Authors:
Ilya Kuleshov、Galina Boeva、Vladislav Zhuzhel、Evgenia Romanenkova、Evgeni Vorsin、Alexey Zaytsev
Paper:
https://arxiv.org/abs/2408.08055
COTODE: COntinuous Trajectory Neural Ordinary Differential Equations for Modelling Event Sequences
Introduction
Event sequences are prevalent in various domains, such as banking transactions, medical histories, sales data, and earthquake records. These sequences often exhibit uneven structures, posing challenges for traditional processing algorithms. While conventional methods model hidden data dynamics as probabilistic processes, recent advancements have explored the use of Neural Ordinary Differential Equations (ODEs) to process sequential data. This paper introduces COTODE, a novel approach that models event sequences through continuous trajectories using Neural ODEs, addressing the limitations of discontinuous trajectories in previous methods.
Related Works
Neural Network Approaches
Deep learning methods, particularly Recurrent Neural Networks (RNNs) and transformers, have been applied to event sequences. However, these methods often overlook the irregularity inherent in event sequences. More advanced works integrate Temporal Point Processes (TPP) theory with neural networks, but they are limited in the types of processes they can represent.
Discontinuous-Trajectory Neural ODEs
Previous works have applied Neural ODEs to event sequences, but they typically result in discontinuous hidden trajectories. These methods introduce jumps at event times, which can be detrimental to model quality. The proposed COTODE model aims to fill this gap by generating continuous hidden trajectories, avoiding the need for disruptive jumps.
Continuous-Trajectory Neural ODEs
Continuous trajectory models, such as those based on Controlled Differential Equations (CDEs), have been proposed for continuous processes. However, these models impose certain restrictions and are not directly applicable to event sequences. COTODE extends this idea to event sequences, ensuring continuous evolution of the hidden state.
Gaussian Process Regression Errors
Gaussian Process (GP) interpolation is used to estimate the uncertainty in the hidden state due to unobserved events. This theoretical analysis provides error bounds for the proposed model, highlighting the limitations of raw ODE-based methods and motivating the introduction of negative feedback.
Methods
COTODE Pipeline
The COTODE pipeline consists of three main components: the Embedder, the Backbone, and the Head. The Embedder converts categorical features into vectors, the Backbone processes these vectors using a Neural ODE-based architecture, and the Head transforms the final hidden state into predictions. The key contribution is the use of GP interpolation to generate a continuous trajectory for the input data.
Neural ODE Overview
The Neural ODE layer propagates the hidden state by solving a Cauchy problem, with the dynamics function defined by a neural network. The input data is fed to the dynamics as an interpolation function, resulting in a continuous hidden trajectory.

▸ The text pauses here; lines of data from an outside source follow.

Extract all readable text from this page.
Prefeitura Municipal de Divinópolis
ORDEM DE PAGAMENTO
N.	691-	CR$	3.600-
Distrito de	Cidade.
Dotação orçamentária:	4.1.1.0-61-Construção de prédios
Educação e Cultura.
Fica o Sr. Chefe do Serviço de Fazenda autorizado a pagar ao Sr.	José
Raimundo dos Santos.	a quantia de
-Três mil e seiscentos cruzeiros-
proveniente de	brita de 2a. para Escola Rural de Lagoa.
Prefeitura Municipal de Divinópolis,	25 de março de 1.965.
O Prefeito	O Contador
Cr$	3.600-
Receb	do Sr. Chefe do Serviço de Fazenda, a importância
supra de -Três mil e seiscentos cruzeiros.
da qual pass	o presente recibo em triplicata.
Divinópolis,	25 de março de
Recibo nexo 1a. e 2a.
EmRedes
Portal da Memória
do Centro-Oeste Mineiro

Interpolation of the Hidden Trajectory
GP interpolation is used to define the influence of events in the gaps between them. This method provides error bounds for the final hidden state, quantifying the uncertainty due to unobserved events.
GRU Negative Feedback
To address the issue of linearly growing error, a negative feedback mechanism inspired by the Gated Recurrent Unit (GRU) architecture is introduced. This modification ensures numerical stability and limits the growth of error in the hidden trajectory.
Experiments
Data
The experiments are conducted on six datasets, including four transactional datasets (Age, Churn, HSBC, Gender) and two non-transactional datasets (WISDM Human Activity Classification, Retail). These datasets vary in their target labels and sequence lengths, providing a comprehensive evaluation of the proposed model.
Models
The performance of six models is compared, including the vanilla GRU, RNN Decay, RNN ODE, and three variations of the COTODE model (GP, Last, Decay). The categorical features are encoded into learnable embeddings, and the time since the last transaction is appended to the input vector.
Results
The results demonstrate the superior performance of the COTODE model with GP interpolation on most datasets. The proposed method achieves up to 20% improvement in ROC-AUC compared to other models. The generated continuous trajectories reflect the complexities of diverse datasets, indicating the model’s ability to capture the underlying dynamics.
Ablation Study
Negative Feedback
The effect of the GRU-based negative feedback is evaluated by comparing the embedding norms across the trajectory with and without the modification. The results show that the proposed negative feedback significantly improves model stability and performance.
Other Interpolation Regimes
Two alternative interpolation regimes (Last and Decay) are compared with the GP-based approach. While these variations perform on par with the GP method on some datasets, they show significant drops in quality on others, highlighting the importance of GP interpolation for the success of the model.
Conclusions
COTODE presents a novel approach to modelling event sequences through continuous trajectories using Neural ODEs. By integrating GP interpolation and negative feedback, the proposed method addresses the limitations of previous models and achieves state-of-the-art performance on various datasets. The theoretical analysis provides error bounds for the model, ensuring robustness and stability in practice.